After more hours than I'd care to admit trying to figure out why setuptools was giving me a "no module found" error when using attr: in a config file, I finally tracked the issue down to a silly mistake: I'd specified py_modules instead of packages in the config file, and my code was in a package. The mistake stemmed from a copy-paste error: I'd copied an old configuration file because I didn't remember all the details of the format, and renamed things for my new project without remembering that py_modules would have to change to packages since the new project used a package (see pypa/setuptools#3266).

The change I'd like to see it for the distutils code that checks modules to issue a warning when a listed module is not found, as opposed to silently ignoring this case, since that would have saved me a lot of time, and might also save time for others, on top of being quite reasonable behavior.
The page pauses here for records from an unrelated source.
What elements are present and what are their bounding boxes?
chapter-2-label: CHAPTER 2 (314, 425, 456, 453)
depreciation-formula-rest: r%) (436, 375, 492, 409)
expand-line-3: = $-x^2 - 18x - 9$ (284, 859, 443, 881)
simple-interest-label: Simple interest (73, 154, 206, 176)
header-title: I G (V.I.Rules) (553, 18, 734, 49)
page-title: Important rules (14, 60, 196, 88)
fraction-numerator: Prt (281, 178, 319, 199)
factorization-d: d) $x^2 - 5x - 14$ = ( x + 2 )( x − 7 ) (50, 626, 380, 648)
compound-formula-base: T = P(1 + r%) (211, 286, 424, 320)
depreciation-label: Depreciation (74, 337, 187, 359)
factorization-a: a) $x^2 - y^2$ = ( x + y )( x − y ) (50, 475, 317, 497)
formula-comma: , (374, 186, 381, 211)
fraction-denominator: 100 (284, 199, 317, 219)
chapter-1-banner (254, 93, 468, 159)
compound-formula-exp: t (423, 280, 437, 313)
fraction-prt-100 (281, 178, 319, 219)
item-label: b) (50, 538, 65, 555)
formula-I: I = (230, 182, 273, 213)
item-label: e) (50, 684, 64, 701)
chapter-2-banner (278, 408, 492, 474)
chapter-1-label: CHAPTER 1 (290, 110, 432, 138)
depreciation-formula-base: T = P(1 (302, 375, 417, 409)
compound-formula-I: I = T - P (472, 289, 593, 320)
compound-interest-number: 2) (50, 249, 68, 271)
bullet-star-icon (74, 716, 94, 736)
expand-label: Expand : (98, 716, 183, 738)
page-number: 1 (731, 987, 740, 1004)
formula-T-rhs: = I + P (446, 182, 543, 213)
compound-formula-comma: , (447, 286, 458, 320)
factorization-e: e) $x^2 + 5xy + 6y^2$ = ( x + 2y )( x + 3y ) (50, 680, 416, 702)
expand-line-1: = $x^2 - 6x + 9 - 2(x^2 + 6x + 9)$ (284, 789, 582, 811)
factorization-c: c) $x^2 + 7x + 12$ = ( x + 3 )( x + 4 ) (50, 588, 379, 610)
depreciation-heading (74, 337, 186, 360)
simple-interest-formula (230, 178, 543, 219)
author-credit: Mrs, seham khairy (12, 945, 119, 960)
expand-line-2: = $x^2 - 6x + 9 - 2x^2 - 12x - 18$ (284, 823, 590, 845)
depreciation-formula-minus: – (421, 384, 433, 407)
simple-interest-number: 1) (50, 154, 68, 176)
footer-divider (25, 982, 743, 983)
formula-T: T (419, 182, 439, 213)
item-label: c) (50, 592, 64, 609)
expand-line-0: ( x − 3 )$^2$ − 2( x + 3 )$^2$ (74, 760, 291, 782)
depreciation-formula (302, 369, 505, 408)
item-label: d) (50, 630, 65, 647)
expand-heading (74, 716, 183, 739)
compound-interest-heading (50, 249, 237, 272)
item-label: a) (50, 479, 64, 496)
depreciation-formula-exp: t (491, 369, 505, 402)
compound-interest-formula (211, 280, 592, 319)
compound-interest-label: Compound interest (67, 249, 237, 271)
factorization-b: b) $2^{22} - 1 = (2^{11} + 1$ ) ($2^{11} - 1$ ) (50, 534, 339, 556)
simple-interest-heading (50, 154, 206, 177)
The relevant code is lines 273-278 of command/build_py.py:

            # XXX perhaps we should also check for just .pyc files
            # (so greedy closed-source bastards can distribute Python
            # modules too)
            module_file = os.path.join(package_dir, module_base + ".py")
            if not self.check_module(module, module_file):
                continue

The equivalent code for finding packages raises an error on lines 189-195:

            if not os.path.exists(package_dir):
                raise DistutilsFileError(
                      "package directory '%s' does not exist" % package_dir)
            if not os.path.isdir(package_dir):
                raise DistutilsFileError(
                       "supposed package directory '%s' exists, "
                       "but is not a directory" % package_dir)

Since the comment in the modules code suggests the existence of .pyc files might be a reason for not being strict about modules existing, I think issuing a warning rather than an error is probably best to minimize what breaks. If this is something that maintainers here think is reasonable, I could put together a PR for raising a DistutilsFileWarning before continuing in the missing module case, which would include adding a DistutilsFileWarning class to errors.py.

Why not raise an error, congruent to what happens for a missing package?

I'd be fine with raising an error as well, but was assuming that at least for one release issuing a warning instead would make sense just in case some people are depending on this behavior do to funky things with .pyc files somehow?

I'm not invested in either strategy, so whatever maintainers here think is best I'm happy to submit a PR for.

Let's go with the error approach. We can soften it to a warning if it proves necessary, but a warning will most likely go unnoticed and a multi-phase rollout for this change could take years.